Anti-Slapp Law Does Not Protect Solicitation of Employees and CustomersJuly 2009 – Newsletters California Update - Third Quarter 2009
A California Court of Appeal recently held that the California anti-SLAPP statute does not protect defendants accused of soliciting a competitor’s employees and customers. Generally, the anti-SLAPP statute (Strategic Lawsuit Against Public Participation) allows a defendant to move to strike a lawsuit that arises from conduct “in furtherance of the person’s rights of petition or free speech under the United States or California Constitution in connection with a public issue.”
World Financial Group (WFG), sued a competitor for allegedly using WFG’s confidential information and trade secrets to solicit WFG’s customers and recruit its employees. The competitor allegedly held a conference call with currentWFG associates during which it asked the associates to come work for it. The competitor also allegedly sent a flyer to WFG associates comparing the two companies, and forwarded WFG associates a PowerPoint presentation containing information about WFG’s commission structure and other information designed to persuade the associates to join the competitor. WFG also accused the former employees of disclosing confidential information and trade secrets in violation of company policy.
The defendants filed a motion to strike the complaint under California’s anti- SLAPP statute, arguing that their conduct constituted protected speech because it involved subjects of public interest and protected public policy—namely,“the pursuit of lawful employment” and “workforce mobility and free competition.” The court, however, determined that the defendants’ communication was unprotected speech because it was motivated solely by the competitor’s desire to increase its sales ranks, and simply part of a competitor’s pitch to plaintiff ’s associates.

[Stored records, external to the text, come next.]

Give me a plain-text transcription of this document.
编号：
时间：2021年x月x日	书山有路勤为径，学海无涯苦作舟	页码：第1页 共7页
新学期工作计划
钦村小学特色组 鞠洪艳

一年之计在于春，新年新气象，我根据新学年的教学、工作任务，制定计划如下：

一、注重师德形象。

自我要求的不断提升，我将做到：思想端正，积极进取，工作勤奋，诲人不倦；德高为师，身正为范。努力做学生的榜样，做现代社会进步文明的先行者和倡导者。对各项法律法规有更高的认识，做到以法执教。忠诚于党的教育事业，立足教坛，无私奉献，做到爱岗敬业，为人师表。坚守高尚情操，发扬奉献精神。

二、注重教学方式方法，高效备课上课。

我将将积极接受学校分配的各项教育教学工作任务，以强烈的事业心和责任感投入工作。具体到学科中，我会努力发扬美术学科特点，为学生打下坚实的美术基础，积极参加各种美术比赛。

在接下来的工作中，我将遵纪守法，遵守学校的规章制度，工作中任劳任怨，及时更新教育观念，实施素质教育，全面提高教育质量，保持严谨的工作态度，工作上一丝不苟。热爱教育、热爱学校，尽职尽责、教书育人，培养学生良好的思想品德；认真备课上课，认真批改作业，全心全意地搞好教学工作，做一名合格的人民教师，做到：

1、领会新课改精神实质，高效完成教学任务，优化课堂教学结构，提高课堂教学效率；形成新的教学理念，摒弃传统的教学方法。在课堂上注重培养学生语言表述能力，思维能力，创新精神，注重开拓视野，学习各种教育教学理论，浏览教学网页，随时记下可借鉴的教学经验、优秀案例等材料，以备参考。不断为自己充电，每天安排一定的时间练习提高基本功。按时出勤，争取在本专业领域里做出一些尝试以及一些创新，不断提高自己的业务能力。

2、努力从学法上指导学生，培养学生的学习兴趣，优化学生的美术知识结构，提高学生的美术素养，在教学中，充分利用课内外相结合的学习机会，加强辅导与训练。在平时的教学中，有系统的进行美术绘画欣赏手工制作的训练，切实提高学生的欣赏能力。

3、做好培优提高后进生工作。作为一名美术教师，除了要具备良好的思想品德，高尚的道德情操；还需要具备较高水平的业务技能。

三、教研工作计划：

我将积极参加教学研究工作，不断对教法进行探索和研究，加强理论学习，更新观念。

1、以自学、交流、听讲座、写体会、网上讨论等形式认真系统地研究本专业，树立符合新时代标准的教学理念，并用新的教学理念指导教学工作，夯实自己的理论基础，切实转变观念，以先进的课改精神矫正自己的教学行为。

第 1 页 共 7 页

The communications were neither “about” the public policies implicated, nor designed to inform the public of an issue of public interest. To hold otherwise, the court noted, would make every case alleging breach of a non-competition agreement or misappropriation of trade secrets subject to the anti-SLAPP statute.
This decision cautions against use of an anti-SLAPP motion to defend against unfair competition claims. That the communications at issue may implicate a topic of public interest is not enough. Rather, to successfully defend a claim under the anti-SLAPP statute, a defendant’s speech must actually be about issues of public interest or designed to encourage participation in matters of public significance. The case is World Financial Group, Inc. v. HBW Insurance & Financial Services, Inc. (2009) 172 Cal.App.4th 1561.